Afterward, she touched me as only mates do, and we discovered that there was something we could share. I learned the purpose of pleasure for its own sake. I gave back to her, such as I could. It was a crossways fit, not natural design, but there was rightness in it.

After that, she did not argue my need to wear camouflage to avoid trouble on Gehenna, but on regen-nights, she seemed happiest because it was real then.

And I was happy. Can you quantify such moments? Can you catalogue them by intensity and say, This is the best of times. I cannot. I can only say that those turns with her were good.

I did not leave her by choice. I did not return to hunting because I wanted to. Given the opportunity, I would have stayed with her until she died. I altered my outward appearance appropriately, aging as she did. I was content with that life.

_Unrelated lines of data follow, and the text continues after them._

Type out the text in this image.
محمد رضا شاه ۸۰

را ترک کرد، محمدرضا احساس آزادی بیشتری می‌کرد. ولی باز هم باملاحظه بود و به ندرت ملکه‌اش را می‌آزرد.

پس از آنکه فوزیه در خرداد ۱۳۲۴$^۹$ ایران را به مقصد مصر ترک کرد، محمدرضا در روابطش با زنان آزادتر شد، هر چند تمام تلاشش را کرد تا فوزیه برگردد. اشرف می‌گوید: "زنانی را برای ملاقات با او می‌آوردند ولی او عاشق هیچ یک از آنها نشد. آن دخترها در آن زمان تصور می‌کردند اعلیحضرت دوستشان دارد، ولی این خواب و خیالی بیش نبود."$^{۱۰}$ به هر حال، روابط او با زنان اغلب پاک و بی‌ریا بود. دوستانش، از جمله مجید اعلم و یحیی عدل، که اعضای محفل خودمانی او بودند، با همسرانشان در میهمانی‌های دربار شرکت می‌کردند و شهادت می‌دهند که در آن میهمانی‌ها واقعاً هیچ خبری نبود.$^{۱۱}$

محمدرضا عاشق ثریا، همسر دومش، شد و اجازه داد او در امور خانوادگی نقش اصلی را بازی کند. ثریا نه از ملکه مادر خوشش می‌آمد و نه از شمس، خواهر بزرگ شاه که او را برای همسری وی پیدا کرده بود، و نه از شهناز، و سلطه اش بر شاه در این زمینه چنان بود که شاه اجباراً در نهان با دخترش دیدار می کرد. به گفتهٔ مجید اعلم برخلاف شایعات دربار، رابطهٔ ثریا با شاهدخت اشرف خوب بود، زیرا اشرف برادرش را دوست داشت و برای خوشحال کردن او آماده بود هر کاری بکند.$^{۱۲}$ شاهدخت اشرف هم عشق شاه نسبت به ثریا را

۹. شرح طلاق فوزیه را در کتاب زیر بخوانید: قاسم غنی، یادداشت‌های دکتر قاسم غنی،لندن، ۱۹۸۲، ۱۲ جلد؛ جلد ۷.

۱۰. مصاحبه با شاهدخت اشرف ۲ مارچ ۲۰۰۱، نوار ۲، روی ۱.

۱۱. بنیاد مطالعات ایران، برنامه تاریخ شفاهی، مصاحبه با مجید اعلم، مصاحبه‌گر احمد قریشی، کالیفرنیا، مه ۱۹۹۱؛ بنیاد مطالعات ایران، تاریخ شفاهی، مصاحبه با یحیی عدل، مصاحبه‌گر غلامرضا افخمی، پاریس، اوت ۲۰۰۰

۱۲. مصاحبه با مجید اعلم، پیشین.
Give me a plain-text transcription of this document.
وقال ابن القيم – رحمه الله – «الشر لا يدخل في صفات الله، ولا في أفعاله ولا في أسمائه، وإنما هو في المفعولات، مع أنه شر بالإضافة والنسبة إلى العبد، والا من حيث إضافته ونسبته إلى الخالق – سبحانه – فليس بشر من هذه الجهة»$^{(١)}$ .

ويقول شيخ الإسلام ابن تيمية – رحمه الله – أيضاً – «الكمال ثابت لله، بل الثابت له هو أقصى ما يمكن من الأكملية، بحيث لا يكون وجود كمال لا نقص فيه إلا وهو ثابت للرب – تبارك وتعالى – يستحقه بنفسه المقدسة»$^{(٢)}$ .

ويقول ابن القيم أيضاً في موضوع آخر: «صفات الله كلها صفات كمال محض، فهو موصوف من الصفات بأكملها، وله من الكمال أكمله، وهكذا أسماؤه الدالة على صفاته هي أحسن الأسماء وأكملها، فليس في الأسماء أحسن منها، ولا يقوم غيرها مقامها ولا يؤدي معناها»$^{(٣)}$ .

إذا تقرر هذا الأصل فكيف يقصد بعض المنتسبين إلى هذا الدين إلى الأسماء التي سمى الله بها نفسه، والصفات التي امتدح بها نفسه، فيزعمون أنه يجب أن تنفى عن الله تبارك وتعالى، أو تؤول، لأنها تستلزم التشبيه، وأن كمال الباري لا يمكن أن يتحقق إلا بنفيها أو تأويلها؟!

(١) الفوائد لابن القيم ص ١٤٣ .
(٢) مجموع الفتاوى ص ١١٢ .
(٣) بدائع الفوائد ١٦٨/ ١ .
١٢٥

But as all things do, they came to an end. She saw it more clearly than I. At that point, we had been some twenty turns together by my reckoning.

One night, after sharing in our way, she lay with me, running her fingers along my mandible. She had learned the flesh was sensitive where it joined my throat. No Ithtorian mate would do so, for it offered no measure of rank or dominance. It was not done to prove her superiority, and for that reason alone I would have knelt to her where I would acknowledge no other female so.

“It’s time for you to go,” she said quietly.

At first I did not understand. I rose and regarded her; many-faceted images of her came back to me since I looked through my own eyes, and I relished every one.

“Go where?”

“Away.”

“Why?” It was a pointless question, but I hoped she would answer it.

“I will not see you bound to me,” Adele said. “While I grow old and weak and eventually you are my nurse, not my lover. In thirty turns more, that is where we shall be. Already I find it hard to speak these words, so I need you to go and carry the memory of me. In you I will live on, always.”

“Since I cannot give you young,” I said bitterly.

That is our way, our immortality. We are long-lived, compared to humans. We breed less often, but we create a new generation at a time. And I could give her nothing of it.

“You have given me the universe,” she responded, smiling.

That she could smile while I hurt in ways I could not understand—it broke something in me. I did not understand the heart of her, then. She is made of brightness, too much for sorrow. Such a glad spirit—I am humbled now that she shared it with me.

And so, I went from Gehenna, went back to building my own legend, with a hole in me that would take longer to fill than I knew. But that, too, is another story.

CHAPTER 17

Twenty turns, such a long time. The weight of the story bears on me, making me understand why it’s hard for him to see her like this, now. Because of his life span, their time together doesn’t feel like an affair that ended long ago; in Vel’s terms, theirs is a fairly recent breakup, strange as that might seem to me.